A Salafi leader in Tajikistan has apparently written a scathing article condemning the Islamic State group as the "house of Satan" and its leader a "puppet" of the Israeli intelligence agency Mossad, RFE/RL's Tajik Service, Radio Ozodi, has reported.
Muhammad Rakhmullato, known as Mullah Muhammadi in Tajikistan, is the head of Salafyiyyah, an unregistered religious group in the Tajik capital Dushanbe, and was educated at a Pakistani madrassah. The article attributed to him, which is titled The Price Of A Mujahid [Islamist fighter] Is $70,000!, was published this week on the website of Tajikistan's Farazh newspaper.

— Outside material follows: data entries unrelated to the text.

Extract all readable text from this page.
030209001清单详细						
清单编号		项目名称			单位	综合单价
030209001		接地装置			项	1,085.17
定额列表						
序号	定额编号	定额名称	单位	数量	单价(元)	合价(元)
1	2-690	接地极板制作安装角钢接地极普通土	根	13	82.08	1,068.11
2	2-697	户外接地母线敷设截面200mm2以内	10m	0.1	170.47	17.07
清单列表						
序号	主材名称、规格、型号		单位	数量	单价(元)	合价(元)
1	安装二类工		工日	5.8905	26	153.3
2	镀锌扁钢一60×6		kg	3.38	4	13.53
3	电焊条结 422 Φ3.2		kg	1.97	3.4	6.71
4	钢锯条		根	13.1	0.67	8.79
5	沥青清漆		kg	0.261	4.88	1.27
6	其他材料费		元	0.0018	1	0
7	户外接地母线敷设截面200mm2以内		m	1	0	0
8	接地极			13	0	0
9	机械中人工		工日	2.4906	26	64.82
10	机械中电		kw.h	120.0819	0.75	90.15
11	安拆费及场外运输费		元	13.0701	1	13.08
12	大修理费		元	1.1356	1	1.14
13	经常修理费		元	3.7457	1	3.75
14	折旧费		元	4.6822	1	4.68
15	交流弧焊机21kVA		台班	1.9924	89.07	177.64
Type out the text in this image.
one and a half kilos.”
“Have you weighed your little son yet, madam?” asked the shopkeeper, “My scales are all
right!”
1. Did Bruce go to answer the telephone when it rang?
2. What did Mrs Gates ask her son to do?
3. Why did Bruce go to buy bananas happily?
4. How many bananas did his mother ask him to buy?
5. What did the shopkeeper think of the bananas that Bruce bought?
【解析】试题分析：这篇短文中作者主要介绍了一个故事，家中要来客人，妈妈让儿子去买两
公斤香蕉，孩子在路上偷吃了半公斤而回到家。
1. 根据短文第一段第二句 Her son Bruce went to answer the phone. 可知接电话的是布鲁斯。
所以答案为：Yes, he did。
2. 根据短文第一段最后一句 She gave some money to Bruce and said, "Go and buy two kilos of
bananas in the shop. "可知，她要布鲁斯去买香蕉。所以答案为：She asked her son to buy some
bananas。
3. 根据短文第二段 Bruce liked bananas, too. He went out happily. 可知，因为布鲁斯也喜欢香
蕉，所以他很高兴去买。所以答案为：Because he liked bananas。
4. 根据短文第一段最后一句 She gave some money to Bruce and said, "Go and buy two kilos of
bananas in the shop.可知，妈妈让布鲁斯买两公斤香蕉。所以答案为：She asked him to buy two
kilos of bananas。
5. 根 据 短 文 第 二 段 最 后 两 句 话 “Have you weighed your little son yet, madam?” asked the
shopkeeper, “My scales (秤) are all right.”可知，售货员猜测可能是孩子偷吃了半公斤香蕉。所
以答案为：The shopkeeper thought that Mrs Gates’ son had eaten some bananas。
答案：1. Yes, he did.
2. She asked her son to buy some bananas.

In the article, Rakhmullato says that the Islamic State group is a "Khawarij movement," a reference to a term describing Muslims who rejected the authority of the Islamic prophet Mohammad's son-in-law Ali. The Tajik Salafi leader also accused Israel of paying tens of thousands of dollars for every militant recruited by the Islamic State group.
In his article, Rakhmullato said that Tajik youths who join what he said are "terrorist groups" -- like the Islamic State group, Syrian Al Qaeda offshoot Jabhat al-Nusra, the Islamic Movement of Uzbekistan and the outlawed Tajik Islamist movement Jamaat Ansarullah -- are no longer Muslims.
Rakhmullato went on to criticize the leader of the Islamic State group, Abu Bakr Al-Baghdadi.
"Baghdadi, who declared himself to be the Amir Al-Mu'minin ["Commander of the Faithful," an Islamic title used by a caliph, a political and religious successor to the prophet Muhammad] is actually a product of Israel and a puppet of that country's secret service, the Mossad," Rakhmullato claimed.
According to Rakhmullato, Islamic State recruiters receive a sum of $70,000 from the "real organizers" of the extremist group.
The Salafi leader said that the "illiterate Muslims" who ended up in the "networks of these human traffickers and vile murderers do not know about the filthy plots of these traitors and extremists."
Tajiks in Syria
According to official figures cited by Radio Ozodi, there are 300 citizens from Tajikistan -- Central Asia's poorest country -- fighting in Syria. According to Edward Lemon from the U.K.'s University of Exeter, who tracks Tajik fighters in Syria, there is online evidence of 67 militants, though there are likely to be more unreported Tajiks in the war-torn country.
Radio Ozodi also reported that last week, four Tajik militants were reported as having been killed fighting alongside the Islamic State group in the Iraqi city of Kirkuk.
One of the militants was discovered by Radio Ozodi correspondent Mumin Ahmadi to be Alan Chikranov, the three-time Tajik mixed martial arts (MMA) champion. Chikranov was born in the Khatlon region in southwest Tajikistan to a Tajik father and Ossetian mother, and studied at the Russian-Tajik Slavic University in Dushanbe.
In December, Tajik prosecutors said that they had arrested 46 young men on suspicion of planning to join Islamist fighters in Syria. The men, aged between 20 and 30, were from Sughd Province and were charged with "organizing a criminal group for participating in armed conflicts or warfare in other countries."
Tajikistan has arrested scores of people on suspicion of extremist activities in recent months.